In the end the research was a lot of fun, and hopefully useful to others. I think the ideas of breaking down exploitation into multiple phases, using greybox solutions as much as possible, and using template-driven exploitation to integrate various solvers, or optionally a human, have real legs and are likely to be found in practical AEG engines of the future.
P.S. Thanks to my colleagues and friends that allowed me to bounce ideas off them, that read drafts, and that were generally awesome. Thanks as well to the anonymous reviewers of CCS, USENIX Security, and IEEE S&P. A lot of words have been written about the problems of the academic review process for both authors and reviewers, but on an individual and personal level I can’t but appreciate the fact that total strangers took their time to work through my papers and provide feedback.
Further Reading
Thesis – Contains all of my research, along with a lot of introductory and background material, as well as ideas for future work.

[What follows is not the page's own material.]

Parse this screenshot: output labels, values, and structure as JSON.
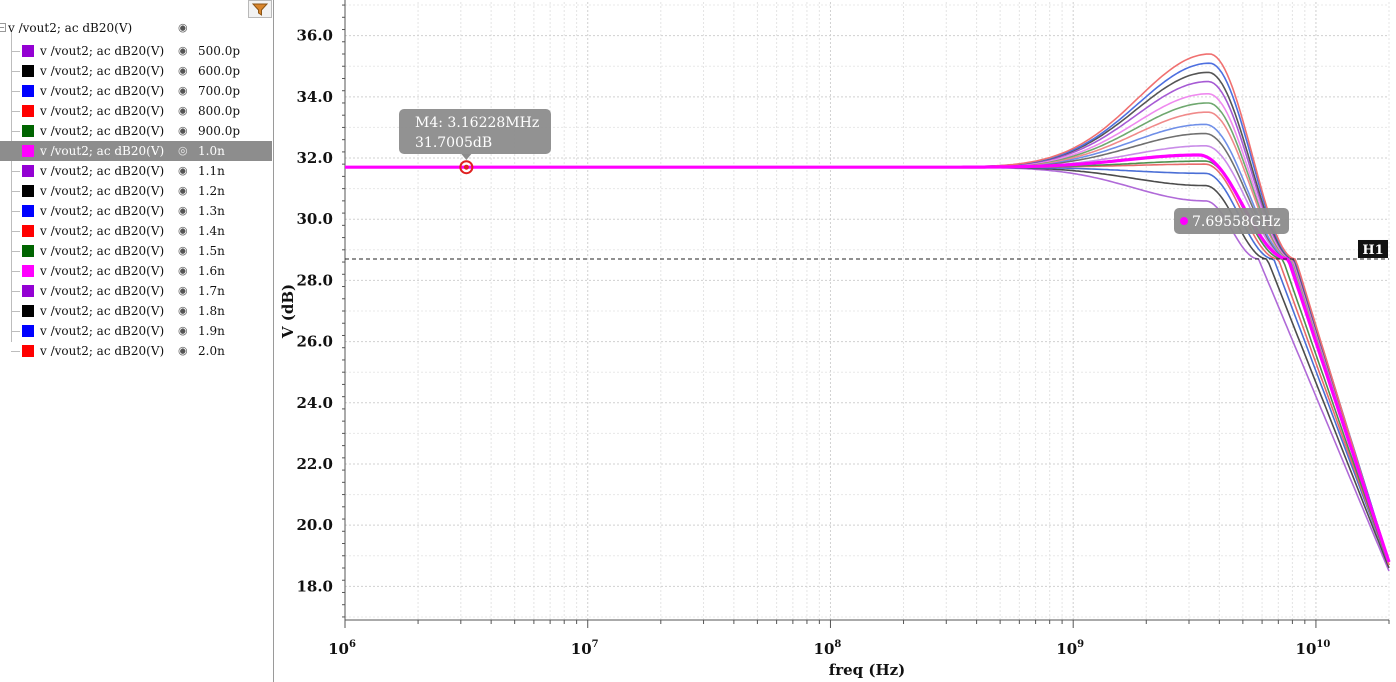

One of the things I wanted to be quite clear about in my work was the limitations, and in those limitations it’s clear there’s plenty of scope for multiple more PhDs from this topic. In Section 1.2 I outline my assumptions, and by thinking about how to alleviate these you’ll find multiple interesting problems. In Section 6.1 I explicitly outline a bunch of open problems that are interesting to me. (Btw, if you do end up working on research in the area and would like feedback on anything feel free to drop me a mail).
Automatic Heap Layout Manipulation for Exploitation (USENIX Security 2018) – A paper on the heap layout problem, and a greybox solution for it. Also discusses exploit templates.
Gollum: Modular and Greybox Exploit Generation for Heap Overflows in Interpreters (ACM CCS 2019) – A paper on an end-to-end architecture for exploit generation using entirely greybox components.